In her post-political life, she remained on a dead run, a must-have as a public speaker. She continued to raise money for her charitable causes. She accepted the job as chief elder officer for Revere, the owner of private Long Term Care homes. It was one of the for-profit companies highlighted during the pandemic for its iffy results in stopping the onrush of COVID-19.
Even at her advanced age, she remains the subject of praise and criticism.
She has been feted, fried, and fricasseed in equal parts by her fans, the media and critics, but as she hits 100, she is still standing, undaunted, unbowed, and very much the product of her times.

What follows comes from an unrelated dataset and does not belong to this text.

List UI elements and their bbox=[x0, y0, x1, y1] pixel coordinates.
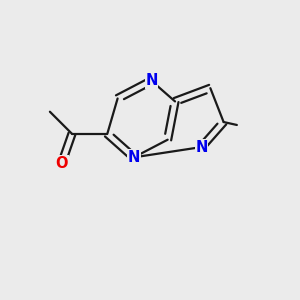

There’s something special about those who have lived through tough times, the Great Depression, a world war. They are now referred to as the “Greatest Generation”.
She’s got common sense, said one of her fervent followers when she was still in office. These kids today, they send them off to college to knock the common sense out of them. Hazel is like me, he said.
She is a lot like the people who voted for her – driven by her values that, in her case, were set in place starting 100 years ago.
Even the cancel culture-crowd can’t deny her impact on Mississauga.
Her political philosophy was blunt, and unmodern: "Think like a man, act like a lady, work like a dog."
She rode the rails of fame during and after the derailment and packed on more public support when she ran Mississauga by fiat after pushing through tax freezes. We’re debt free, and flush with cash, she told her voters. No wonder she was beloved, and unbeatable at the polls.
Yet, when she announced she was leaving her perch at the top of the political tree before the 2014 municipal election, her legion of followers couldn’t conceive of a city where she wasn’t its chief executive. What will we do? How will we cope? Who can replace her?
Even icons have their day.
Hazel was born on the same year the Irish Free State came into being. Banting and Best had just discovered insulin. Mackenzie King was prime minister and the “Roaring 20s” was about to explode.
She “roared” into life, and kept roaring into old age.
She was raised in a province where women were still a generation away from even getting the vote, but when she ran, records for vote-getting fell and they will probably never be matched in municipal annals.
It’s been said, you can tell how a play will end by its very first act. George Bernard Shaw’s Pygmalion was eventually adapted into a more popular Broadway musical, My Fair Lady. It was the story of a woman’s transformation.
It launched on stage in 1913, seven years before Hazel McCallion was born. It tells the story of Eliza Doolittle, elevated from her simple status as a flower girl into the life of elites as part of a wager between two men. Eliza eventually proves to be her own person, all too familiar with the dehumanizing world created for women.
McCallion never took up the cause, but she lived a life too powerful for the chauvinists to sideline.
The little girl who helped out with her family business and went on to a successful career in the building industry, transformed into a political dynamo late in life. She proved to be the Eliza Doolittle of politics, a little rough around the edges, but beloved, feared and admired by followers and those who stood in her way.
To so many, she will always be the ‘My Fair Lady’ of Mississauga politics.